Fitch also downgraded Kaisa Group Holdings Ltd. to restricted default, citing its failure to repay a $400 million dollar bond that matured Tuesday. The ratings cut may also trigger cross defaults on the developer’s $11.2 billion of outstanding dollar debt. The company had become a symbol of the boom years in Chinese credit markets after emerging from a high-profile default in 2015.
Chinese junk dollar bonds held earlier gains of as much as three cents on the dollar after the downgrades.
Beijing’s reluctance to bail out Evergrande sends a clear signal that the Communist Party won’t tolerate massive debt build-ups that threaten financial stability.
The People’s Bank of China reiterated on Friday that risks posed to the economy by Evergrande’s debt crisis can be contained, citing the developer’s “own poor management” and “reckless expansion” for the problems it faces. PBOC Governor Yi Gang said in remarks broadcast Thursday that Evergrande will be dealt with in a market-oriented way.

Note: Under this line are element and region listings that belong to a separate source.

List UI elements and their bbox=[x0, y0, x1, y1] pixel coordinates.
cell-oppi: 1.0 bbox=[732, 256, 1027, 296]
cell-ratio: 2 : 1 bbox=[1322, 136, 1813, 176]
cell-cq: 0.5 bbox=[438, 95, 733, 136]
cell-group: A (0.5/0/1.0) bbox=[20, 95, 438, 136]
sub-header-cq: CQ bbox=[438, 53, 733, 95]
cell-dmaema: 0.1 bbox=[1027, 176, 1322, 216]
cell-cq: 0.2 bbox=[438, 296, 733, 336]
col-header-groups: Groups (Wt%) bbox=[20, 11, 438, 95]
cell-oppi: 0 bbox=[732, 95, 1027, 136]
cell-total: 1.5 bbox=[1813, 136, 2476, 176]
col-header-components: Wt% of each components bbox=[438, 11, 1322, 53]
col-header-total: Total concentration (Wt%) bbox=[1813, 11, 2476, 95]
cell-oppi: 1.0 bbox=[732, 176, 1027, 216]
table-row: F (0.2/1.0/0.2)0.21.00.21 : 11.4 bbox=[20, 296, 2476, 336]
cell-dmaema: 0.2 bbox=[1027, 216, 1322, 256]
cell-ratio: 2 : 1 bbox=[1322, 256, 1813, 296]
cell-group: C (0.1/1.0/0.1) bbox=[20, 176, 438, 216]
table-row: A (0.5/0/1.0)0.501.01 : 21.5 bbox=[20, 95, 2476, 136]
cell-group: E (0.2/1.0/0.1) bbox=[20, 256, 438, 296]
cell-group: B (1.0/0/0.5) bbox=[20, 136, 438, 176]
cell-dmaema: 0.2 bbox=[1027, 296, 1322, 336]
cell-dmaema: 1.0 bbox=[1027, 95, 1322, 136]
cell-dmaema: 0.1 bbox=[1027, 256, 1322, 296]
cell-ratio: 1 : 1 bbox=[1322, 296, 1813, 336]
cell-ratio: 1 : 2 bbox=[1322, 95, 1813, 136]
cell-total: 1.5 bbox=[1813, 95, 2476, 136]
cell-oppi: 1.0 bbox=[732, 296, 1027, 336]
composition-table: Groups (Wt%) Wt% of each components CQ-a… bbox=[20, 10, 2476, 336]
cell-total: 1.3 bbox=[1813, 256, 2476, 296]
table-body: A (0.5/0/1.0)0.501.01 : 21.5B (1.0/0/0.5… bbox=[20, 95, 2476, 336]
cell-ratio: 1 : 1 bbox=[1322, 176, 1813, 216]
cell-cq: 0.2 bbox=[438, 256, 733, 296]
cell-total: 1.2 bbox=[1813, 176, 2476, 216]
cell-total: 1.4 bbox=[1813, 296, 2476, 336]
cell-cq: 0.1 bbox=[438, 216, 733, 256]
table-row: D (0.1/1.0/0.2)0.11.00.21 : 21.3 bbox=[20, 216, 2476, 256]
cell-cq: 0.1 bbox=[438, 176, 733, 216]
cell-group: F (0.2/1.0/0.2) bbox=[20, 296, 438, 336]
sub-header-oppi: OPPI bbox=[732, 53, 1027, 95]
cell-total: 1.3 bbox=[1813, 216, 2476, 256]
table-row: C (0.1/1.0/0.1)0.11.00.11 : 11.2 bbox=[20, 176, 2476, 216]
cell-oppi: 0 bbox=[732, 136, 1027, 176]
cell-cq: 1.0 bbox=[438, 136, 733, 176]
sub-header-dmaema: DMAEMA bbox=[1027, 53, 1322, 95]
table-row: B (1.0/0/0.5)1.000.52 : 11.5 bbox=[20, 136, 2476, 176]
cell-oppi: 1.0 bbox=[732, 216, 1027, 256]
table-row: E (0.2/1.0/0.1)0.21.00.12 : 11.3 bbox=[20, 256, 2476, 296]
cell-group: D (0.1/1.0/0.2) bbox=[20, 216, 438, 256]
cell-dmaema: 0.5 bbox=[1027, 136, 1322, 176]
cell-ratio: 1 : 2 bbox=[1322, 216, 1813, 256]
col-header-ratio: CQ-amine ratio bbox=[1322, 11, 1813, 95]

At the same time, the government is now deeply involved in management of the company. Guangdong said last week it would dispatch a team to Evergrande to ensure “normal” operations.
The developer’s new seven-member risk committee includes senior managers from Guangdong state-owned enterprises and China Cinda Asset Management Co., the nation’s largest bad-debt manager. Another is from a law firm, while only two members are from Evergrande, including Hui.
Evergrande bondholders including Marathon Asset Management have said they expect offshore creditors to be near the bottom of the queue for repayment. The Chinese government’s prime motivation is often maintaining social stability, which in this case means giving priority to homeowners, employees and individual investors in wealth management products.
Some offshore creditors are already consulting with financial and legal advisers. It could help that bondholders may include some of the world’s biggest investment firms, which China is unlikely to want to alienate. Ashmore Group, BlackRock Inc., FIL Ltd., UBS Group AG and Allianz SE have all reported holding Evergrande debt in recent months, Bloomberg-compiled data show.
Evergrande’s overseas obligations also include bonds with keepwell provisions. These are essentially a gentleman’s agreement that often involves a pledge to keep an offshore issuer solvent, and may not be legally recognized in this restructuring.
“The rights and interests of creditors and shareholders will be fully respected in accordance to their legal seniority,” central bank Governor Yi said in a pre-recorded video message Thursday at a seminar in Hong Kong.